Food At The Celebration
When you are arranging a small gathering or a celebration, you will, of course, want to put some food on. Our recommendations for food include finger food such as sandwiches, sausage rolls, breadsticks and chopped up pieces of fruit. The bite-sized food will encourage your loved one to eat and help them to distinguish the different foods, and brightly coloured food which is easily accessible will benefit them if they struggle to use cutlery.
While each and every birthday that you’re loved on celebrates is special, milestone birthdays show your loved one just how much they mean to you, especially if they reach the ripe old age of 100! You may be tempted to spoil your loved one with a celebration at a special restaurant along with gifting them with presents, however, for those who are living with early onset dementia visiting somewhere new with a variety of different people may be too much. If you do want to take your loved one out, we would recommend taking them to visit their favourite restaurant or place, where they are familiar with the layout and the area.

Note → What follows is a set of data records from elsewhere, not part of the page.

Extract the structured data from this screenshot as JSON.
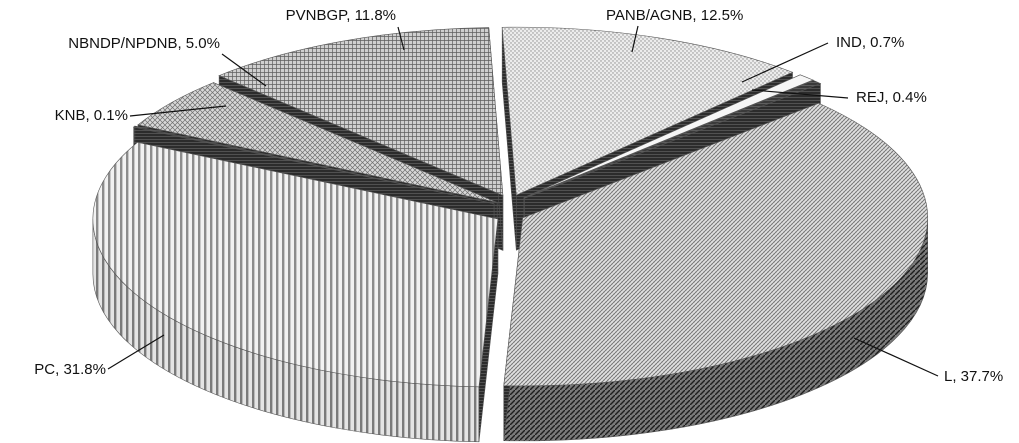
{
  "chart_data": {
    "type": "pie",
    "style": "3d-exploded",
    "title": "",
    "legend": "none",
    "slices": [
      {
        "label": "PANB/AGNB",
        "value": 12.5,
        "text": "PANB/AGNB, 12.5%",
        "pattern": "dots",
        "color": "#e6e6e6"
      },
      {
        "label": "IND",
        "value": 0.7,
        "text": "IND, 0.7%",
        "pattern": "plain",
        "color": "#f4f4f4"
      },
      {
        "label": "REJ",
        "value": 0.4,
        "text": "REJ, 0.4%",
        "pattern": "dark",
        "color": "#444444"
      },
      {
        "label": "L",
        "value": 37.7,
        "text": "L, 37.7%",
        "pattern": "fine-diagonal",
        "color": "#c8c8c8"
      },
      {
        "label": "PC",
        "value": 31.8,
        "text": "PC, 31.8%",
        "pattern": "vertical-stripes",
        "color": "#d2d2d2"
      },
      {
        "label": "KNB",
        "value": 0.1,
        "text": "KNB, 0.1%",
        "pattern": "dark",
        "color": "#333333"
      },
      {
        "label": "NBNDP/NPDNB",
        "value": 5.0,
        "text": "NBNDP/NPDNB, 5.0%",
        "pattern": "cross-hatch",
        "color": "#bdbdbd"
      },
      {
        "label": "PVNBGP",
        "value": 11.8,
        "text": "PVNBGP, 11.8%",
        "pattern": "grid",
        "color": "#a8a8a8"
      }
    ]
  }
}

Although the more advanced dementia is, the more difficult it will be to leave the home and more recent memories may be forgotten. Individuals with advanced dementia are more likely to be living in the past, and you may find that they think they are 30 years old not 90. It can be upsetting for individuals with advanced dementia to be told they are older than they think, or that their partner is no longer here. That is why we also recommend to try and live in their reality, don’t remind them of their age and don’t use milestone age momentos, try and be generic.
Choosing The Right Gift
You may struggle to find the perfect gift for your loved one. A life story book, could be an ideal gift, it is a way to reminisce on the good times by including family photos from days gone by, holiday cards they received in the past and you could even include the lyrics to their favourite songs. Perfumes and colognes are also perfect gifts. The scent of their favourite fragrance may enable them to unlock past memories which they are fond of.